In the Introduction, Virginia Moore says, "Clearly Rudolf Steiner belongs to an age-old stream flowing sometimes aboveground, sometimes below, but never, since the beginning, dry." Never one to be bound to "the aridity of matter-bound thinking"[VM] Steiner is rather the marathon swimmer who swims the length and breadth of this ageless stream, stopping at points along the way to describe the scenery, enticing us to explore the stream ourselves.
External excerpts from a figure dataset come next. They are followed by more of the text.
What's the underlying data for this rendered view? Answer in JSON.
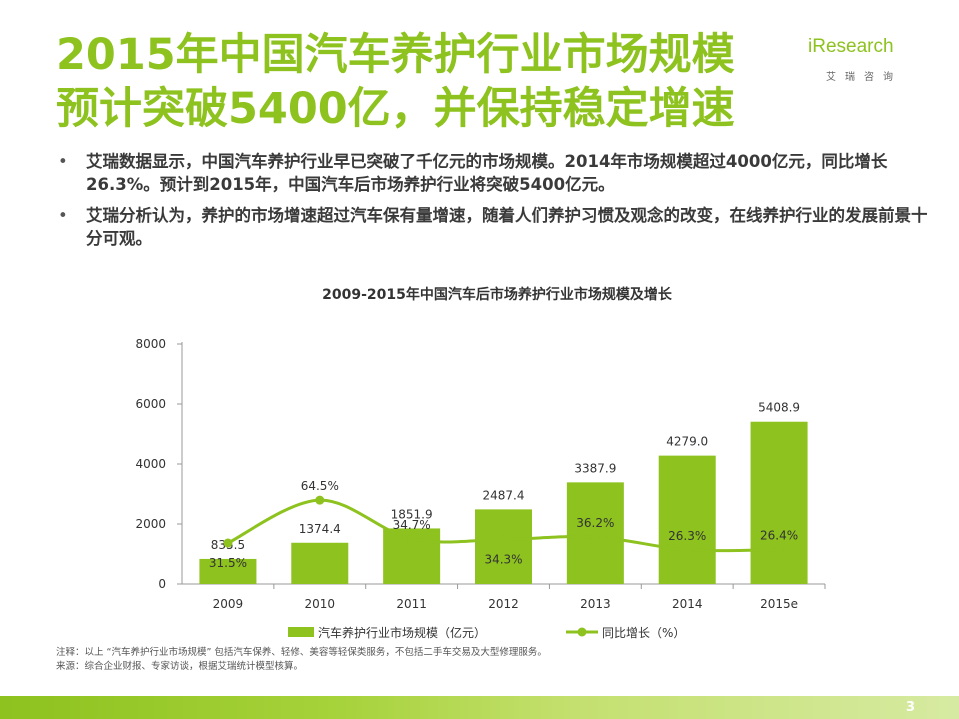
{
  "slide": {
    "title": "2015年中国汽车养护行业市场规模预计突破5400亿，并保持稳定增速",
    "logo": {
      "brand": "iResearch",
      "sub": "艾瑞咨询"
    },
    "bullets": [
      "艾瑞数据显示，中国汽车养护行业早已突破了千亿元的市场规模。2014年市场规模超过4000亿元，同比增长26.3%。预计到2015年，中国汽车后市场养护行业将突破5400亿元。",
      "艾瑞分析认为，养护的市场增速超过汽车保有量增速，随着人们养护习惯及观念的改变，在线养护行业的发展前景十分可观。"
    ],
    "bullet_marker": "•",
    "footnote_note": "注释：以上 “汽车养护行业市场规模” 包括汽车保养、轻修、美容等轻保类服务，不包括二手车交易及大型修理服务。",
    "footnote_source": "来源：综合企业财报、专家访谈，根据艾瑞统计模型核算。",
    "page_number": "3",
    "colors": {
      "accent": "#8dc21f",
      "bar": "#8dc21f",
      "line": "#8dc21f",
      "text": "#333333"
    }
  },
  "chart_data": {
    "type": "bar",
    "title": "2009-2015年中国汽车后市场养护行业市场规模及增长",
    "categories": [
      "2009",
      "2010",
      "2011",
      "2012",
      "2013",
      "2014",
      "2015e"
    ],
    "series": [
      {
        "name": "汽车养护行业市场规模（亿元）",
        "type": "bar",
        "axis": "left",
        "values": [
          835.5,
          1374.4,
          1851.9,
          2487.4,
          3387.9,
          4279.0,
          5408.9
        ],
        "labels": [
          "835.5",
          "1374.4",
          "1851.9",
          "2487.4",
          "3387.9",
          "4279.0",
          "5408.9"
        ]
      },
      {
        "name": "同比增长（%）",
        "type": "line",
        "axis": "right",
        "values": [
          31.5,
          64.5,
          34.7,
          34.3,
          36.2,
          26.3,
          26.4
        ],
        "labels": [
          "31.5%",
          "64.5%",
          "34.7%",
          "34.3%",
          "36.2%",
          "26.3%",
          "26.4%"
        ]
      }
    ],
    "y_left": {
      "min": 0,
      "max": 8000,
      "ticks": [
        "0",
        "2000",
        "4000",
        "6000",
        "8000"
      ]
    },
    "legend": "bottom-center",
    "grid": false
  }
}
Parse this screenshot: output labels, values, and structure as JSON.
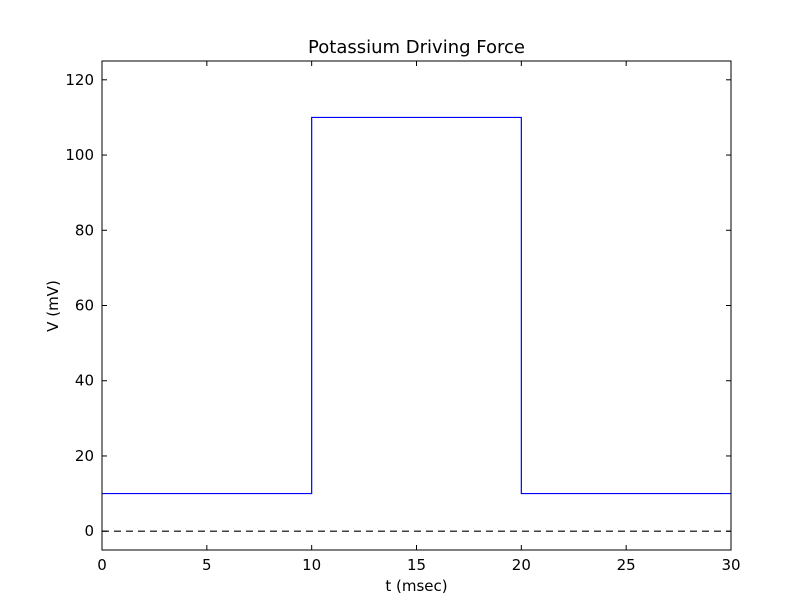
{
  "chart_data": {
    "type": "line",
    "title": "Potassium Driving Force",
    "xlabel": "t (msec)",
    "ylabel": "V (mV)",
    "xlim": [
      0,
      30
    ],
    "ylim": [
      -5,
      125
    ],
    "xticks": [
      0,
      5,
      10,
      15,
      20,
      25,
      30
    ],
    "yticks": [
      0,
      20,
      40,
      60,
      80,
      100,
      120
    ],
    "xtick_labels": [
      "0",
      "5",
      "10",
      "15",
      "20",
      "25",
      "30"
    ],
    "ytick_labels": [
      "0",
      "20",
      "40",
      "60",
      "80",
      "100",
      "120"
    ],
    "grid": false,
    "legend": "none",
    "series": [
      {
        "style": "solid",
        "color": "#0000ff",
        "x": [
          0,
          10,
          10,
          20,
          20,
          30
        ],
        "y": [
          10,
          10,
          110,
          110,
          10,
          10
        ]
      },
      {
        "style": "dashed",
        "color": "#000000",
        "x": [
          0,
          30
        ],
        "y": [
          0,
          0
        ]
      }
    ]
  }
}
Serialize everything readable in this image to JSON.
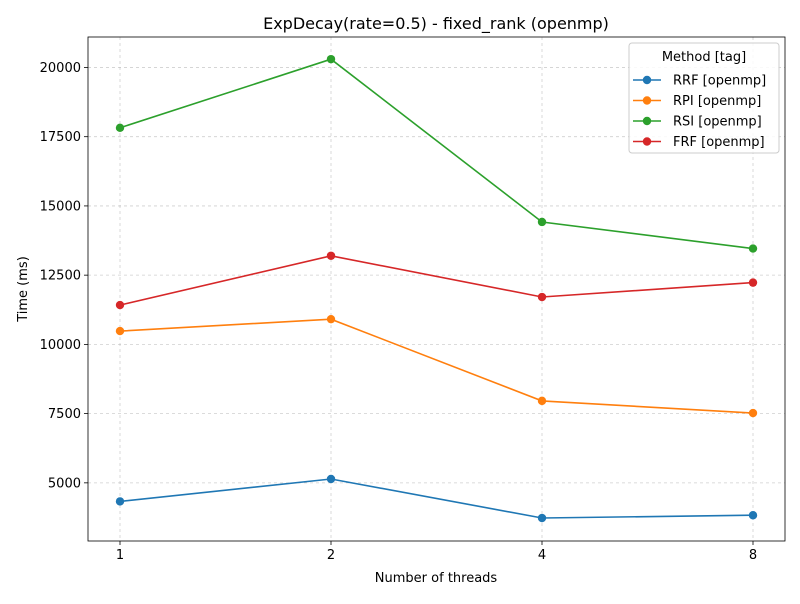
{
  "chart_data": {
    "type": "line",
    "title": "ExpDecay(rate=0.5) - fixed_rank (openmp)",
    "xlabel": "Number of threads",
    "ylabel": "Time (ms)",
    "x": [
      1,
      2,
      4,
      8
    ],
    "x_tick_labels": [
      "1",
      "2",
      "4",
      "8"
    ],
    "x_scale": "log2",
    "y_ticks": [
      5000,
      7500,
      10000,
      12500,
      15000,
      17500,
      20000
    ],
    "y_tick_labels": [
      "5000",
      "7500",
      "10000",
      "12500",
      "15000",
      "17500",
      "20000"
    ],
    "ylim": [
      2900,
      21100
    ],
    "grid": true,
    "legend": {
      "title": "Method [tag]",
      "placement": "top-right"
    },
    "series": [
      {
        "name": "RRF [openmp]",
        "color": "#1f77b4",
        "values": [
          4330,
          5140,
          3730,
          3830
        ]
      },
      {
        "name": "RPI [openmp]",
        "color": "#ff7f0e",
        "values": [
          10480,
          10910,
          7960,
          7520
        ]
      },
      {
        "name": "RSI [openmp]",
        "color": "#2ca02c",
        "values": [
          17820,
          20300,
          14420,
          13460
        ]
      },
      {
        "name": "FRF [openmp]",
        "color": "#d62728",
        "values": [
          11420,
          13200,
          11710,
          12230
        ]
      }
    ]
  }
}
At one early stop he shows to us some men who instinctively remember the experiences of their fathers and grandfathers. At another place in the stream we meet men who experience ideas flowing into their minds as water flows into our bodies -- a bounty from the large mass of the earth. (The concept of ideas and thoughts arising within our minds would have to wait for a paradigm hop of consciousness farther down the stream.) At another resting place we observe spirits of the recently deceased finding their way upwards by following the architectural lines of pyramids and spires. At another we see a man whose trunk and limbs in one life transform into his head in the next life. In the stream, we observe everywhere colorful soul-spirits and follow them into their earthly incarnations as they garment themselves in the splendid colors of their being in the spirit world. From our tutelary sessions in the stream with Steiner, we ken the spiritual essence of the various arts: how the entrance of the soul-spirit into the world creates costuming, how the focus on the present time freezes a human body into sculpture, how the exit of soul-spirits from the material world creates the need for architecture, how the soul-events in paintings occur in two-dimensions with color as the third perspective, how the lower earth gods (e. g., Dionysus) appeared as actors on the dramatic stage before man did, how the upper gods (e. g., the Muses) infused man with poetry and song. As we drift in the stream, we hear from the banks, Homer pleading to the gods that their will be done, not his, as he opens the Iliad: "Sing, oh Muse, the wrath of Achilles, son of Peleus." And, lastly, we pause in the stream of today, "when man is in the process of becoming free, daimonic man, that is man under the influence of tutelary spirits, is an anachronism." [RS, italics mine] Looking back over our trip in the stream, we realize that we have seen man evolve in consciousness, from Homer, who required the tutelary advice of his Muse, to Modern Man, who shuns parental injunctions in favor of the complete freedom that only autonomy can bring.

"Once upon a time," or as we may now say it: Many paradigm hops ago, "the daimonic led to tragedy."[RS] Today, in complete autonomy, we can say, "There are no innocent victims"[RJM] -- that each one, partly in consciousness, partly out of consciousness, has complete control over the events of one's life.

Finally we pause in the stream to consider Goethe's triad, "Wisdom, Semblance, and Power." Wisdom, Steiner sees as "formless knowledge," Power as virtue, or "the power to carry out worthwhile things effectively," and Semblance, as art, "the beautiful." I see Goethe's triad as a four-part process that mirrors Don Robinson's Habit Formation steps: 1) Unconscious Incompetence (Power, will, virtue), 2) Conscious Incompetence (Action Semblance -- performance arts), 3) Conscious Competence (Word Semblance -- literary arts), and 4) Unconscious Competence (Wisdom, formless knowledge). In the progression through these four steps humankind makes a paradigm hop and consciousness evolves. The stream is actually a cascade of falls, each one marking a jump in the evolution of consciousness.